Request By:
Hon. Harry J. Rothgerber, Jr.
Chief Juvenile Defender
Jefferson District Public Defender
200 Civic Plaza
701 West Jefferson Street
Louisville, Kentucky 40202
Opinion
Opinion By: Robert F. Stephens, Attorney General; By: George Geoghegan III, Assistant Deputy Attorney General
In response to your letter of September 8, 1978, requesting an opinion regarding the necessity of a detention hearing pursuant to KRS 208.192, please accept the following as my reply. Specifically you asked:
(1) Does a district court judge have the authority to place a child on house arrest or under a curfew without a detention hearing?
(2) Does the judge have the authority to place a child under these restrictions at the arraignment, when the child is not yet represented by counsel?
KRS 208.192(2) provides "when a child is detained for the alleged commission of an offense as provided in KRS 208.020(1)(a), (b), and (c) and not released, a hearing shall be held as soon as practical, but not to exceed seventy-two hours . . . of the commencement of detention." This statute clearly dictates that the juvenile court must promptly hold a detention hearing if the juvenile offender is to be detained in custody. In addition, section (6) of the statute in question makes it clear that if the detention hearing is not held, the juvenile is to be released to the custody of his parents.
KRS 208.192(6) also provides that, "a child shall have a right to counsel at any hearing determining its right to freedom . . ." As such, when the court is taking action which would effect the freedom of the child in question, the child must be given the opportunity to have counsel present during these proceedings. The provisions of KRS 208.192 are in line with the constitutional requirements of due process of law. In Cox v. Farley, 506 F.2d 1347 (6th Cir. 1974), the Sixth Circuit, in dealing with another section of Chapter 208, held that a juvenile is deprived of his due process rights when incarcerated without first being given a detention hearing.

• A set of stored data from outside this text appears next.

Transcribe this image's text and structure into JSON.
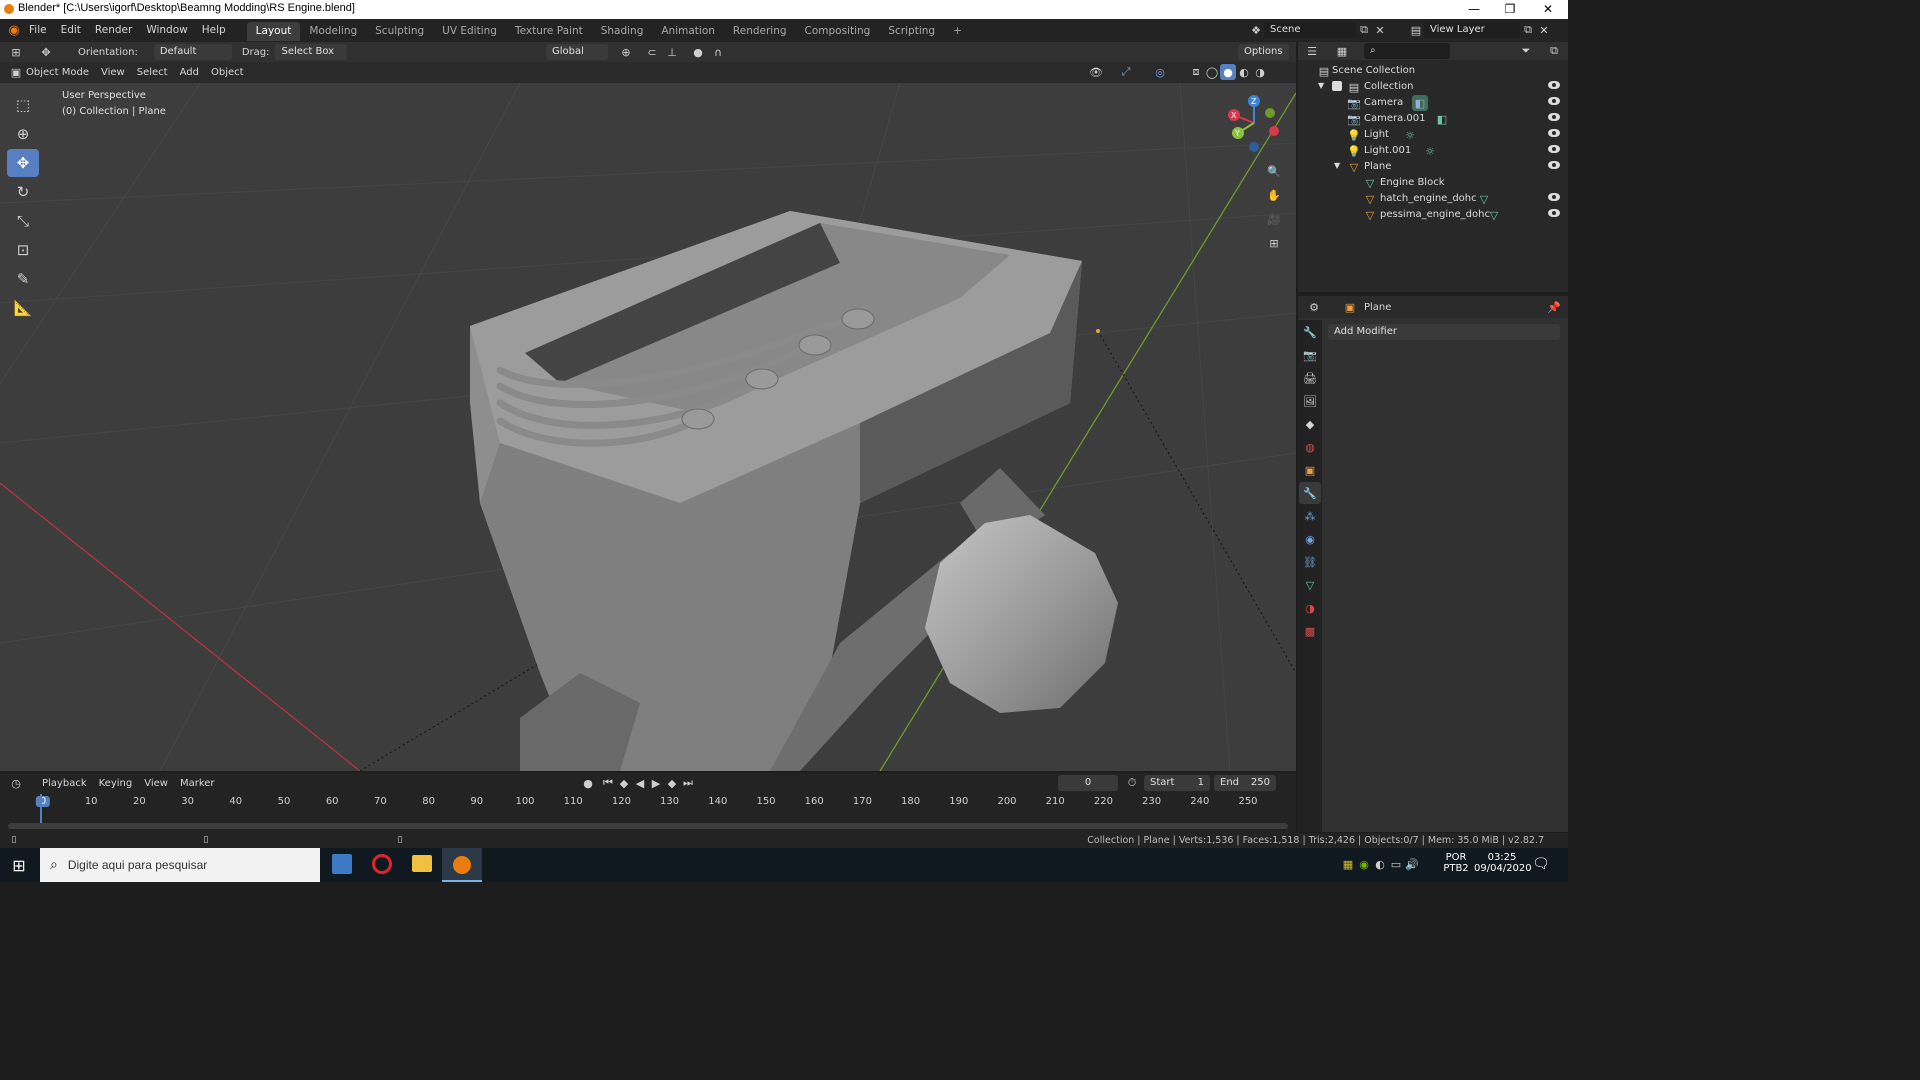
{
  "window": {
    "title": "Blender* [C:\\Users\\igorf\\Desktop\\Beamng Modding\\RS Engine.blend]",
    "minimize": "—",
    "maximize": "❐",
    "close": "✕"
  },
  "menu": [
    "File",
    "Edit",
    "Render",
    "Window",
    "Help"
  ],
  "workspaces": [
    "Layout",
    "Modeling",
    "Sculpting",
    "UV Editing",
    "Texture Paint",
    "Shading",
    "Animation",
    "Rendering",
    "Compositing",
    "Scripting"
  ],
  "workspace_add": "+",
  "scene": {
    "name": "Scene",
    "view_layer": "View Layer"
  },
  "tool_header": {
    "orientation_label": "Orientation:",
    "orientation_value": "Default",
    "drag_label": "Drag:",
    "drag_value": "Select Box",
    "transform_orientation": "Global",
    "options": "Options"
  },
  "viewport_header": {
    "mode": "Object Mode",
    "menus": [
      "View",
      "Select",
      "Add",
      "Object"
    ]
  },
  "viewport": {
    "perspective": "User Perspective",
    "collection_info": "(0) Collection | Plane",
    "gizmo": {
      "x": "X",
      "y": "Y",
      "z": "Z",
      "x_color": "#d8394a",
      "y_color": "#8ac43e",
      "z_color": "#3d83d8"
    }
  },
  "outliner": {
    "root": "Scene Collection",
    "items": [
      {
        "label": "Collection",
        "level": 1,
        "icon": "collection-icon"
      },
      {
        "label": "Camera",
        "level": 2,
        "icon": "camera-icon"
      },
      {
        "label": "Camera.001",
        "level": 2,
        "icon": "camera-icon"
      },
      {
        "label": "Light",
        "level": 2,
        "icon": "light-icon"
      },
      {
        "label": "Light.001",
        "level": 2,
        "icon": "light-icon"
      },
      {
        "label": "Plane",
        "level": 2,
        "icon": "mesh-icon"
      },
      {
        "label": "Engine Block",
        "level": 3,
        "icon": "mesh-data-icon"
      },
      {
        "label": "hatch_engine_dohc",
        "level": 3,
        "icon": "mesh-icon"
      },
      {
        "label": "pessima_engine_dohc",
        "level": 3,
        "icon": "mesh-icon"
      }
    ]
  },
  "properties": {
    "object_name": "Plane",
    "add_modifier": "Add Modifier"
  },
  "timeline": {
    "menus": [
      "Playback",
      "Keying",
      "View",
      "Marker"
    ],
    "current_frame": "0",
    "start_label": "Start",
    "start": "1",
    "end_label": "End",
    "end": "250",
    "ticks": [
      "0",
      "10",
      "20",
      "30",
      "40",
      "50",
      "60",
      "70",
      "80",
      "90",
      "100",
      "110",
      "120",
      "130",
      "140",
      "150",
      "160",
      "170",
      "180",
      "190",
      "200",
      "210",
      "220",
      "230",
      "240",
      "250"
    ]
  },
  "status": {
    "stats": "Collection | Plane | Verts:1,536 | Faces:1,518 | Tris:2,426 | Objects:0/7 | Mem: 35.0 MiB | v2.82.7"
  },
  "taskbar": {
    "search_placeholder": "Digite aqui para pesquisar",
    "lang1": "POR",
    "lang2": "PTB2",
    "time": "03:25",
    "date": "09/04/2020"
  },
  "colors": {
    "accent": "#5680c2",
    "orange": "#e87d0d",
    "x_axis": "#d8394a",
    "y_axis": "#8ac43e"
  }
}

In the situation related to this office in your letter, the juvenile in question was placed under "house arrest" rather than incarcerated. However, even though the juvenile was thus in the custody of his parents, I believe that this is a distinction without a difference. The situation of "house arrest" would nevertheless be an attempt by the juvenile court to exercise control over the juvenile and would be a deprivation of his liberty interests. As such, the requirements of due process mandated in KRS 208.192(2), (2), (3), (4), and (6) must be met by the juvenile court.
In conclusion, it is the opinion of this office that where the juvenile court acts to place a juvenile under "house arrest, " the detention hearing requirement of KRS 208.192(2) must be met. In addition, the juvenile must be afforded all constitutionally guaranteed rights at every stage, including the right of counsel at such a hearing.